Das Beste, was einem auf Reisen widerfahren kann, ist das Schöne, mit dem man im Traum nicht rechnet
Theodor Berchem, der frühere Präsident der Uni Würzburg, spricht rund zwei Dutzend Sprachen. Ich hörte ihn einmal davon träumen, alle Sprachen der Welt zu sprechen. Dann, sagte er, würde er die Weisheiten der ganzen Menschheit kennen. Was für ein großer, schöner Traum.
Im September 2007 kam ich weit nach Mitternacht mit dem Bus aus Portugal in Sevilla an.
Ich suchte eine Bleibe und landete in einem winkligen Gässchen an der Rezeption einer Pension. Ein alter Herr stand hinter dem Tresen und bewillkommte mich freundlich.
Er sprach Spanisch – das spreche ich nicht. Er gestikulierte und grimassierte und offensichtlich war, dass ein Problem steht zwischen mir und meinem Einzug. Wir verstanden einander nicht und kamen nicht zusammen.

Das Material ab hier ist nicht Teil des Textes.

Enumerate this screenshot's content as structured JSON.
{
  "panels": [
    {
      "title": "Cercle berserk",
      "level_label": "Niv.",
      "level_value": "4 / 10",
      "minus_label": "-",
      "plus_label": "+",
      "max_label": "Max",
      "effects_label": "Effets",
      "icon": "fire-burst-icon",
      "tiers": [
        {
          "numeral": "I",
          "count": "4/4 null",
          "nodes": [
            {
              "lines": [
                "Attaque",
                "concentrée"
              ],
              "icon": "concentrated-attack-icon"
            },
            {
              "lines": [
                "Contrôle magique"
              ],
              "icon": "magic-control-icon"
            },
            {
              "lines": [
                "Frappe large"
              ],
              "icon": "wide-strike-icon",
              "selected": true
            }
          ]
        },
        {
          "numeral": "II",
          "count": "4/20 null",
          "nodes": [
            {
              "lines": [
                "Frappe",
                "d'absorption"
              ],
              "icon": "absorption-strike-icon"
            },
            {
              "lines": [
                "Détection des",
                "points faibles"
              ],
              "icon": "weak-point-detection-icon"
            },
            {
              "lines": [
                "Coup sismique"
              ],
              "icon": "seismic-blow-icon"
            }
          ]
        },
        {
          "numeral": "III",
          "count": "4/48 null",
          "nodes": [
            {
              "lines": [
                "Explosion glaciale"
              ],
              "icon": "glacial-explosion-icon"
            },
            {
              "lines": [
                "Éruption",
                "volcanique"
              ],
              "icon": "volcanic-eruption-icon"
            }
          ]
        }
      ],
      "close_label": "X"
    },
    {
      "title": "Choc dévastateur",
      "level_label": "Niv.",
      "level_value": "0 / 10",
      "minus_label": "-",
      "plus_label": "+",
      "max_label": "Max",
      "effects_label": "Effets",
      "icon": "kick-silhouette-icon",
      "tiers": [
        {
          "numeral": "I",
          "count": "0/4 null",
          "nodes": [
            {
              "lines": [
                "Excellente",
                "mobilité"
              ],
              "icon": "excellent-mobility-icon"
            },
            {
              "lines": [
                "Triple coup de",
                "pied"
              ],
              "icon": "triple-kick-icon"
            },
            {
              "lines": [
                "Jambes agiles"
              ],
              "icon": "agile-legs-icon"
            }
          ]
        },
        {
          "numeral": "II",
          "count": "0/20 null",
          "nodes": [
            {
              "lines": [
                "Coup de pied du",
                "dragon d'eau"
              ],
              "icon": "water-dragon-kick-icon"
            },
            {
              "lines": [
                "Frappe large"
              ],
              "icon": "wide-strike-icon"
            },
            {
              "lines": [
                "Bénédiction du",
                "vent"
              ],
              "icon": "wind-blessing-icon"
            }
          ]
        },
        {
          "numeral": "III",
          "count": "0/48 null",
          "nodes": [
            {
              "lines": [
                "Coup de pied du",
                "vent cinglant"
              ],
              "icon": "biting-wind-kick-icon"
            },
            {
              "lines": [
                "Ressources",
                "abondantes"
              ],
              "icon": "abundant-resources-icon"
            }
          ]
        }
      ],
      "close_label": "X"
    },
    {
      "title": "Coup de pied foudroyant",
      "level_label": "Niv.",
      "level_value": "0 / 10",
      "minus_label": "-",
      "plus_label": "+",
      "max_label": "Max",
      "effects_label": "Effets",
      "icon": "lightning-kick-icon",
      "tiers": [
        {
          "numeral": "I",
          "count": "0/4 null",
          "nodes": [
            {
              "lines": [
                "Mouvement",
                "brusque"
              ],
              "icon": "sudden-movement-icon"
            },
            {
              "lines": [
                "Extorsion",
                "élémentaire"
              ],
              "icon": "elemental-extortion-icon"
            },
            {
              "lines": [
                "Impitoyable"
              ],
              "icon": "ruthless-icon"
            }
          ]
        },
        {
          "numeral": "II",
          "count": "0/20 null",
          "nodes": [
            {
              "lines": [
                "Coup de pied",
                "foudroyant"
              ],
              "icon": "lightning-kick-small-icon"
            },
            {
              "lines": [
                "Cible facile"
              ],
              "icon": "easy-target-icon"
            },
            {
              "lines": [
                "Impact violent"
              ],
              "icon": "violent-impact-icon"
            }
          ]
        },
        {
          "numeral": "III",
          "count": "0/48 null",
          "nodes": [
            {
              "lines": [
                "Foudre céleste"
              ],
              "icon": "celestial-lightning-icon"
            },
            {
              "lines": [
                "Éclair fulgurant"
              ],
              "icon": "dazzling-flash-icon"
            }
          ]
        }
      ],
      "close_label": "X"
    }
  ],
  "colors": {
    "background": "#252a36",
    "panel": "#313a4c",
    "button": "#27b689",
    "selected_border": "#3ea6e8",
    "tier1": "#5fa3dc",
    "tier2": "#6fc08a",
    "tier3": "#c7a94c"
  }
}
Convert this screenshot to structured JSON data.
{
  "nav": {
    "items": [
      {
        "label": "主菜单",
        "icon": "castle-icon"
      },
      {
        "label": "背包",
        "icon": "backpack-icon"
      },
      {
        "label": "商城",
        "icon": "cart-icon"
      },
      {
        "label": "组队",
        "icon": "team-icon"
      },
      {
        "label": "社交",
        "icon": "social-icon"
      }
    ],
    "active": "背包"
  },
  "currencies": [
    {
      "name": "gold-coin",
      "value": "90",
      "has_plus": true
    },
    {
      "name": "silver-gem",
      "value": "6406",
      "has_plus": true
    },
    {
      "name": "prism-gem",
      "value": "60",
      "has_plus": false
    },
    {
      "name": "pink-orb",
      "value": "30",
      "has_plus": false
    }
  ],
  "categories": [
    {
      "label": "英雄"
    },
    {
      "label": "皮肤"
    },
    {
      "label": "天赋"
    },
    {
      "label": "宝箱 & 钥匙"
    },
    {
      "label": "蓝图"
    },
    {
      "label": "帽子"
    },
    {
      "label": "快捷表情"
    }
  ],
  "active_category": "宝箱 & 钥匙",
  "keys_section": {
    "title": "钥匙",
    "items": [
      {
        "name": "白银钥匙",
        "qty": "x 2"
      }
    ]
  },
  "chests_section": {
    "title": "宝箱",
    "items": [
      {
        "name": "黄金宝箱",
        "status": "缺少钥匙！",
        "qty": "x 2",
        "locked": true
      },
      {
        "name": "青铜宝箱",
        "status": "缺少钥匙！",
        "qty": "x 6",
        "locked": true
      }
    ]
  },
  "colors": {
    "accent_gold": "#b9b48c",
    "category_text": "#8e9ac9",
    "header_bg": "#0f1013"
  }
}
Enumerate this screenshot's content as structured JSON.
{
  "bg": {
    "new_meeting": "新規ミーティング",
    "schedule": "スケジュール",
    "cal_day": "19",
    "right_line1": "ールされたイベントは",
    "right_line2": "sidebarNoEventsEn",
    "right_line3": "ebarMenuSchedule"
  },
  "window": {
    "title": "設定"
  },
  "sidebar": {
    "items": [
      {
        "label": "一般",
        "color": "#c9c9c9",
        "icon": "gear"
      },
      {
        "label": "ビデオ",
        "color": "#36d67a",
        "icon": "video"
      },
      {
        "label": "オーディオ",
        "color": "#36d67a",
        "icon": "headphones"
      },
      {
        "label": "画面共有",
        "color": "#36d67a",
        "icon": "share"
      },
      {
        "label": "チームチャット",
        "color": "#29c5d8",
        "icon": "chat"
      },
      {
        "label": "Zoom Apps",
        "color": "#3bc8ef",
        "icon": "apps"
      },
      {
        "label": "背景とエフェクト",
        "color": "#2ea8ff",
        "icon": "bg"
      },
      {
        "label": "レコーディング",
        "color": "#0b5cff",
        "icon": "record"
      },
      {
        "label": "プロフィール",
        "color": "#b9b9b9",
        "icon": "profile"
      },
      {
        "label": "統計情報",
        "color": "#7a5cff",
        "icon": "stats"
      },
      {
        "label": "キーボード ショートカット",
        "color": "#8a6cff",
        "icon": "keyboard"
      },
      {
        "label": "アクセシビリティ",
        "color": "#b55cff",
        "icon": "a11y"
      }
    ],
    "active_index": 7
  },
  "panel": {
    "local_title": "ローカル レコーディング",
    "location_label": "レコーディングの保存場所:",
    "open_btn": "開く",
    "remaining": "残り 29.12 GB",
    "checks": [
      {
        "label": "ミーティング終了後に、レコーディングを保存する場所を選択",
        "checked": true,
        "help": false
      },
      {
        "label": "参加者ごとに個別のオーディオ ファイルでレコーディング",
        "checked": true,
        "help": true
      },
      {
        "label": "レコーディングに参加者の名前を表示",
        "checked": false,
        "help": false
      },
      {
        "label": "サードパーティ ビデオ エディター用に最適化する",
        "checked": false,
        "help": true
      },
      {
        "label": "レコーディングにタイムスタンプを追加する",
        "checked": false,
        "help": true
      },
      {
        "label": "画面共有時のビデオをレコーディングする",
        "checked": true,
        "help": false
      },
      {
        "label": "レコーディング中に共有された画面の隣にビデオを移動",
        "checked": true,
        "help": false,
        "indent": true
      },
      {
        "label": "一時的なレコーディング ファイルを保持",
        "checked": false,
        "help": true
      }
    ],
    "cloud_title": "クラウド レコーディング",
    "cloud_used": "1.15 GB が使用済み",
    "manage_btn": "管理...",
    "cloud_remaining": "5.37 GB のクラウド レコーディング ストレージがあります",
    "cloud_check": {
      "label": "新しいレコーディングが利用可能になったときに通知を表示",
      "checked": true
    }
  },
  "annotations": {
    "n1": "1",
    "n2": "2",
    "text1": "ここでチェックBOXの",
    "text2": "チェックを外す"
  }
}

Ein Spanisch sprechender Franzose, Gast der Pension, kam herein, versuchte zu übersetzen, aber ich spreche auch kein Französisch und er kein Deutsch und kein Englisch.
Es war schon 2 Uhr durch und ich war wirklich müde nach der Reise und hätte mich so gerne in ein Bett gelegt.
Ein russischer Gast kam dazu, der sprach Französisch und wusste nun auch, was den alten Herrn plagte. Weil aber auch er nicht Englisch und nicht Deutsch sprach, blieb es das Geheimnis der drei.
Im Quartett kauderwelschten wir – der Spanier, der Franzose, der Russe und der Deutsche – und verhandelten mit Händen und Füßen und lachten uns scheckig, aber ich verstand ums Verrecken nicht, was sie mir sagen wollten.
Im September bullert Sevilla auch in der Nacht noch heiß wie ein Ofen; bei 30 Grad schläft man nicht gut, auf den Straßen ist lange was los. Und so traten in dieser Nacht weitere Leute an den Tresen. Ein US-amerikanisches Ehepaar, das, so stellte sich heraus, in den Sechzigerjahren aus der Sowjetunion nach New York emigriert ist, wollte seinen Zimmerschlüssel haben.
Que suerte! Diese beiden machten die spanisch-französisch-russisch-englische Sprachkette perfekt, jetzt verstanden wir endlich alle einander.
Und dies war das Problem: Ich wollte eine Woche bleiben, der alte Herr aber hatte nur für zwei Nächte ein Zimmer mit einem großen Bett.
Das Zimmer war einfach, es gefiel mir. Es lag im ersten Stock, hatte einen kleinen Balkon, die Straße darunter war geschäftig, aber ruhig, den Mini-Mercado um die Ecke hatte ich während meiner Herbergssuche schon gesehen und überraschend günstig war es auch. Ich blieb.
Am dritten Tag bezog ich ein Zimmerchen im dritten Stock. Tageslicht gab es keines. Ein Fenster verband das Zimmerchen mit einem breiten Schacht, der von der Rezeption hoch unters Dach führte. Das Bett war schmal. Bei geschlossenem Fenster war die Luft heiß und stickig, bei offenem Fenster hörte ich die großen Waschmaschinen und Wäschetrockner hinter der Rezeption rauschen. Der Duft von Waschmittel und Weichspüler füllte den Raum.
Eine Nacht lang wollte ich es probieren. Aber kaum war ich gelegen wusste ich schon: Morgen, gleich nach dem Frühstück, suche ich mir eine behaglichere Bleibe.
Dann versuchte ich zu schlafen. Aber zwischen der tiefsten Nacht und der Dämmerung, als alles still war, vertrieb der alte Herr an der Rezeption sich die Langeweile mit dem Singen melancholischer Lieder.
Ich machte kein Auge zu.
So hinreißend schöne, alte, herzschmelzende Lieder! So eine brüchige, alte, schöne Stimme!
Ich ließ das Fenster zum Schacht geöffnet. Ich hätte mir die Nacht kaum schöner wünschen können.
Und bin dann doch die ganze Woche lang geblieben.